Hope you are keeping well too, Macca!
Im ok thanks. 6 weeks (or so) gamble free.
wont lie - I’ve just had to distract myself tonight as I would absolutely love a gamble (well, I think I’d love it - we know it doesn’t end up that way).
but - I can’t! I’m blocked. I’m afraid it’s the only way, mate.
30mins or so on from my urge (triggered from getting home from a week of work and “switching off my brain”) the urge is subsiding and I’m doing something else. And it’s fine. My last urge? - probably not; but will cross that bridge like this one, next time.
cutting things off sounds daunting, but it’s not that bad. And saves you loads of stress and heartache after you’ve blown your hard earned money. It takes 5 mins to do on Gamstop.
We all have moments of weakness; and the blocks help prevent actions we will later regret.
Yes lets not kid ourselves because it is a drug addiction and those first minutes is the shot of heroin...the soothing, the escape from our fears and humdrum reality. Its exactly what a drug user seeks and these drugs are harmful just like gambling.
The highs become less, more needs to be taken just to feel normal and we are hooked in a vicious cycle just like alcoholics or class A users. It becomes a nasty little habit so if you feel drug users look extremely sad you need to analyse what a gambling addiction is and take a look in the mirror
The medical textbooks now class this in the same chapter as a drug addiction and I keep posting in the hope that people wont be scared of the term mental illness.
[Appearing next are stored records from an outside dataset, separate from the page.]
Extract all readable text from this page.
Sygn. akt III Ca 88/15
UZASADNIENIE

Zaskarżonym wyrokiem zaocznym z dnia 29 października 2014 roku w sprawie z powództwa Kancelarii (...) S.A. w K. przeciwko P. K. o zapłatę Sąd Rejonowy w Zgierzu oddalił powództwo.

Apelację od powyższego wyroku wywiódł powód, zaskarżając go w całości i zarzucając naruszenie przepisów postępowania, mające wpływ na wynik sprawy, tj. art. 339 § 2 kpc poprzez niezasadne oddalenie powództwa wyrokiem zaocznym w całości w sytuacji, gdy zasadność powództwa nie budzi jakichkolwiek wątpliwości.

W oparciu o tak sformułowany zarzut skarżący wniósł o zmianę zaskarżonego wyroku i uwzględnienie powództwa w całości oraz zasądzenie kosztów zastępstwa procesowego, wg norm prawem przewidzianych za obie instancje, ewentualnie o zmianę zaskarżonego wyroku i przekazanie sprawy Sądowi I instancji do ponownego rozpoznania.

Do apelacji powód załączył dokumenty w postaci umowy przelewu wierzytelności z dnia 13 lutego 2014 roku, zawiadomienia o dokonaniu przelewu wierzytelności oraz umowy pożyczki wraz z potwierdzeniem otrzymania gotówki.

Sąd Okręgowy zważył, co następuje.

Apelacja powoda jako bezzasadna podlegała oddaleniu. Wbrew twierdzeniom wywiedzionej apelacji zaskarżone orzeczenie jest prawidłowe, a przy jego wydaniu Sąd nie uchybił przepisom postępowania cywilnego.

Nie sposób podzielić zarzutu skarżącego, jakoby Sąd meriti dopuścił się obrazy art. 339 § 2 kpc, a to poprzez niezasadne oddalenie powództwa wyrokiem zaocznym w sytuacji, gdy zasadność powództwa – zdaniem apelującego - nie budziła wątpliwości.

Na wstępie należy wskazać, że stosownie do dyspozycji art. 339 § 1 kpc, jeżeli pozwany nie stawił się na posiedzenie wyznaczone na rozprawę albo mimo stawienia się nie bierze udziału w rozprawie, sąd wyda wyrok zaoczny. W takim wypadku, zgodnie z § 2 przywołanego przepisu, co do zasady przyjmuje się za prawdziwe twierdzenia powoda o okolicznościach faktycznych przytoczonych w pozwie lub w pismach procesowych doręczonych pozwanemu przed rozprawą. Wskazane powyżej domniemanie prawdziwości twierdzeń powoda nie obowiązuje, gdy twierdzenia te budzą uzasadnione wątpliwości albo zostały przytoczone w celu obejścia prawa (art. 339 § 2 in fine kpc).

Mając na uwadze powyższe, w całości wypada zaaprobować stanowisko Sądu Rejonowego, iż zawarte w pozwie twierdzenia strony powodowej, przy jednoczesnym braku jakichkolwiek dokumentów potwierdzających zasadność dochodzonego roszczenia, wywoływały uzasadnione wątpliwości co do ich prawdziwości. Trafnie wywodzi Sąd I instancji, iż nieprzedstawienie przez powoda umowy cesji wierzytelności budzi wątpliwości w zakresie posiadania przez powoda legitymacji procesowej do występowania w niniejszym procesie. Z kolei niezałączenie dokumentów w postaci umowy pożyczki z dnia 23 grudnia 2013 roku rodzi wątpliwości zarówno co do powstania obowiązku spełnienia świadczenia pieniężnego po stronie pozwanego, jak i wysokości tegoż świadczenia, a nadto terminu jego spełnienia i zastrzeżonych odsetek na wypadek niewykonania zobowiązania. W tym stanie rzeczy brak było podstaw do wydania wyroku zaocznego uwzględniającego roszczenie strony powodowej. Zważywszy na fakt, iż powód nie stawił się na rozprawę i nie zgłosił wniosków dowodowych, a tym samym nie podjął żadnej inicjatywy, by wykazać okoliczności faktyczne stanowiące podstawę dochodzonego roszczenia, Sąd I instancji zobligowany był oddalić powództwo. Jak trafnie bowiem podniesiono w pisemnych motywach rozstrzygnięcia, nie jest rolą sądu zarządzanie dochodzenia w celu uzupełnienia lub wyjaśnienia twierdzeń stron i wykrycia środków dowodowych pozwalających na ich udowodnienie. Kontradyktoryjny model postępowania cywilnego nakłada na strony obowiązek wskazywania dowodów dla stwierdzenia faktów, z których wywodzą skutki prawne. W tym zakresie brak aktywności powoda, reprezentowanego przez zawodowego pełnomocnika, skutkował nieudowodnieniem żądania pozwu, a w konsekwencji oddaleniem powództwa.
Oh I will just stop after a cheeky twenty is the ultimate delusion...of course that wont happen once hooked. The point of no return happens very early in the hooking process. People arent really even aware that they are fully hooked which makes it even more dangerous
The odds are that you will lose so any thoughts of a win when you want it are purely delusional
I played the slots for forty years. Theres nothin you can tell me about those evil monsters and how they work on our fears and insecurities. I would be a whole lot better off if they had never existed. I darent think what they have cost me. I attempted to write it down but have to put it all behind me.
The people that design them are clever and extremely devious. I dont know how they really sleep at night but they dont care as long as they are cashing in.
Its a familiar slots story which is killing people. The acceptable face of addiction and the acceptable casualties...its nothing short of a monumental scandal. It was never all my fault!